Escola boa é aquela que respeita o ritmo de aprendizagem do aluno, incentiva o desenvolvimento do espírito crítico e oferece uma formação acadêmica de qualidade. Esses foram os critérios mais citados por 50 profissionais de destaque em diversas áreas de atuação que contaram à Folha como escolheram a escola de seus filhos.

Mas de nada adianta a escola ser excelente se for longe de casa, na opinião de 24 entrevistados. “Uma criança não pode ficar uma hora e meia em um carro para ir ou voltar da escola. É desumano”, diz o arquiteto Arthur Casas.

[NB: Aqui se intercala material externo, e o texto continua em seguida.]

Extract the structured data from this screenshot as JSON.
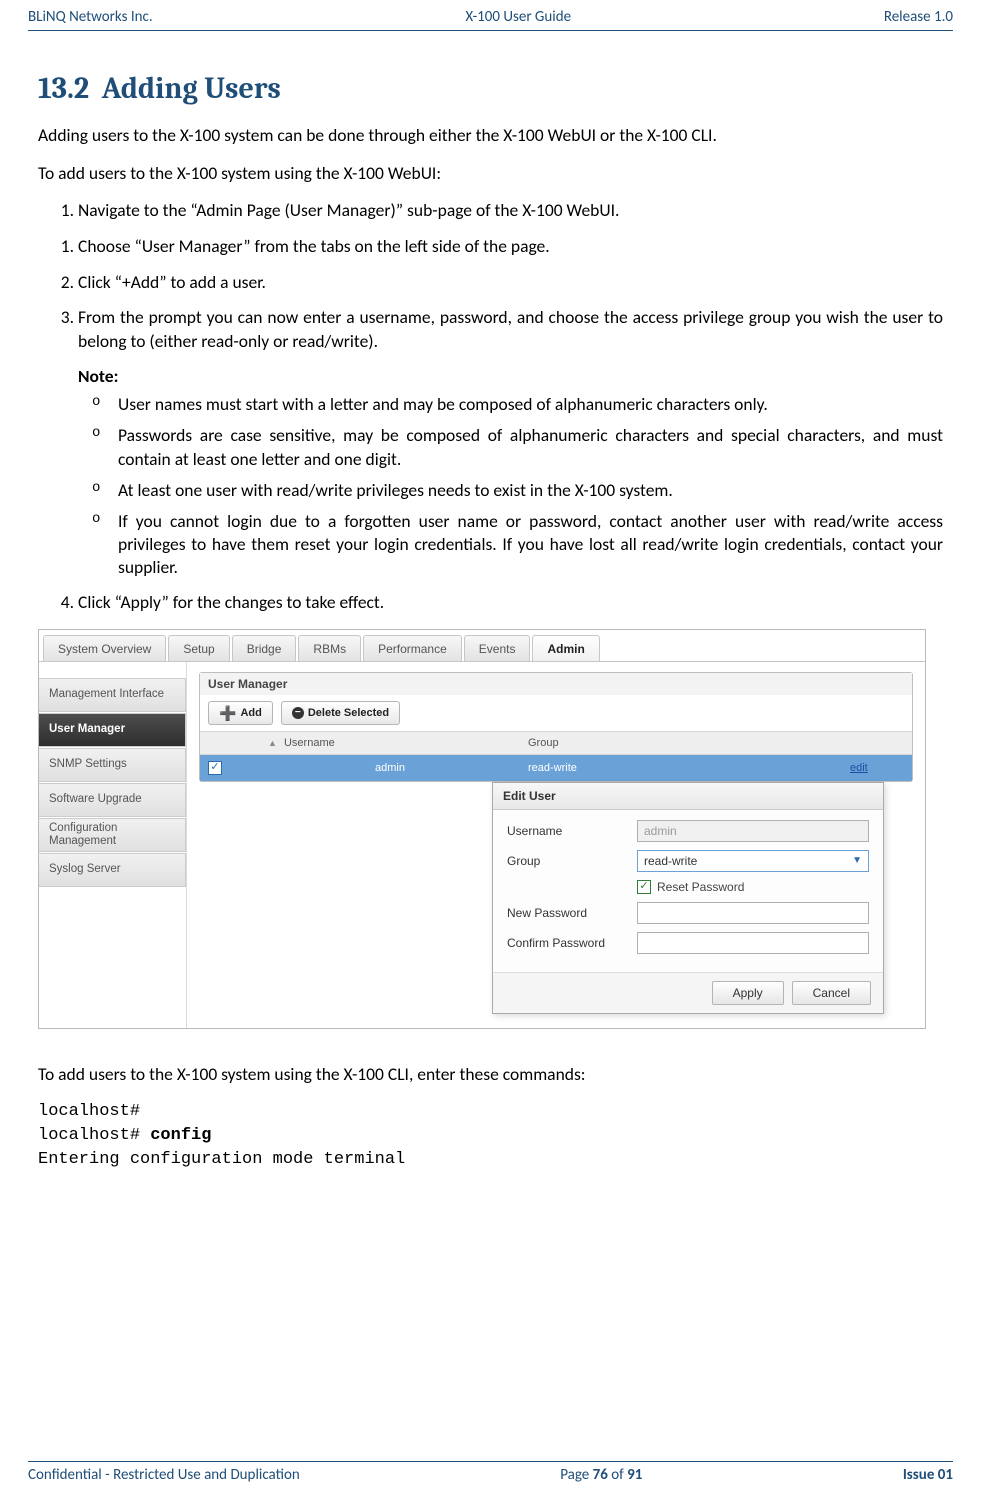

Oito entrevistados, a maioria deles com filhos matriculados na educação infantil, procuram ainda um espaço de “acolhimento”, que funcione como extensão de casa. “Pensei em uma escolinha que permitisse ao meu filho descobrir o mundo com afeto”, diz o escritor Milton Hatoum.

Outra preocupação é quanto ao relacionamento dos filhos com colegas e professores. Dois entrevistados chegaram a vivenciar experiências de violência escolar, física ou psicológica, contra os seus filhos -fenômeno que se tornou mais conhecido pelo nome de “bullying”.

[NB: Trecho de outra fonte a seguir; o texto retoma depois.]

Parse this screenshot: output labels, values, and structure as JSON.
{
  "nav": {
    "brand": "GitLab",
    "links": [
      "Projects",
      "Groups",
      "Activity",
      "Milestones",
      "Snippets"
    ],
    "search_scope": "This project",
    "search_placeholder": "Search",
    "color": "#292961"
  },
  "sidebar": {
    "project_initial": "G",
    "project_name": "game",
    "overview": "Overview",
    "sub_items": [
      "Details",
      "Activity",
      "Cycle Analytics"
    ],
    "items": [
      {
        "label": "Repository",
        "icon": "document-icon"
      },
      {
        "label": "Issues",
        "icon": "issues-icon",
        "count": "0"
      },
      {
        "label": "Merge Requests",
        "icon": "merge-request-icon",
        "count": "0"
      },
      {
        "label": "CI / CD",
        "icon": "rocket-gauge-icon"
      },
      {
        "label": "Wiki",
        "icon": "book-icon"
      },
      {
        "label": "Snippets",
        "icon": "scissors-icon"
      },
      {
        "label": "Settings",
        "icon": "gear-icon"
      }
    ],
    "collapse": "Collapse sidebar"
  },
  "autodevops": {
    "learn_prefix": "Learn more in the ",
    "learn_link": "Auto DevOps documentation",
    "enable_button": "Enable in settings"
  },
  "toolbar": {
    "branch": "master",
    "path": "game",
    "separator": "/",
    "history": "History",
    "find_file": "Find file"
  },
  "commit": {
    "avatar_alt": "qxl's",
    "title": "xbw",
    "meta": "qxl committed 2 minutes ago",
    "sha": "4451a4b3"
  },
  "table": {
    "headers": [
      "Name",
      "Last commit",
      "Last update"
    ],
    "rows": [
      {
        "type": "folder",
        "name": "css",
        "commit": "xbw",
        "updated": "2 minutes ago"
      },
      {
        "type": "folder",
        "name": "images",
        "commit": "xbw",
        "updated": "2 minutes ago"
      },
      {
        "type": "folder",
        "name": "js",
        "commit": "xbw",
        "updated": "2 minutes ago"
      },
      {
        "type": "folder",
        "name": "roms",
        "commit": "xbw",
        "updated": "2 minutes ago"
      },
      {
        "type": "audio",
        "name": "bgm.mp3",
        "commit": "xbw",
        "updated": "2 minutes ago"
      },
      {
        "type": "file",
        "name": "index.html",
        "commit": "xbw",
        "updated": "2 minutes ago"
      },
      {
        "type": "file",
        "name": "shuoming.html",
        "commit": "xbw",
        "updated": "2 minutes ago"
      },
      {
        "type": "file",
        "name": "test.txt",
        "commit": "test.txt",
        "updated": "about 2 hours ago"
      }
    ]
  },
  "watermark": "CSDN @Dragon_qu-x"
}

No contexto brasileiro, em que as melhores escolas tendem a ser também as mais caras e elitizadas, 13 pais demonstraram preocupação com a falta de diversidade social no espaço escolar. “Não quero que minha filha cresça pensando que a vida é um shopping center”, afirma a filósofa e apresentadora de TV Márcia Tiburi.

Para a arquiteta e urbanista Raquel Rolnik, a homogeneidade social é “um pecado capital” da escola privada. “Reforça a segregação, a manutenção de um padrão de desigualdade, de apartheid”, diz ela.
Para evitar essa armadilha, muitos pais procuram escolas em que predominam valores éticos compatíveis com os seus. Depois de muita pesquisa, a atriz Débora Duboc conseguiu encontrar uma instituição que, na sua opinião, oferece uma visão mais apurada da realidade brasileira. “Gosto da possibilidade de meus filhos entenderem que o mundo é feito de muitas camadas sociais e que nisso está guardada, muitas vezes, uma injustiça profunda.”

Outros nove entrevistados citaram o ensino em idioma estrangeiro como um critério essencial para quem quer fazer carreira fora e, também, como no caso do piloto Rubens Barrichello, para fugir da violência das cidades brasileiras.
Este especial traz ainda um quadro que ensina a calcular se as despesas com a educação cabem no seu bolso e explica as mudanças no ensino fundamental, que passou a ter nove anos.
Se, depois de tudo isso, você ainda estiver aflito com as suas dúvidas, vá até a página 14 e aproveite para relaxar com a conversa bem-humorada entre duas mães “mothernas”, as escritoras Juliana Sampaio e Laura Guimarães.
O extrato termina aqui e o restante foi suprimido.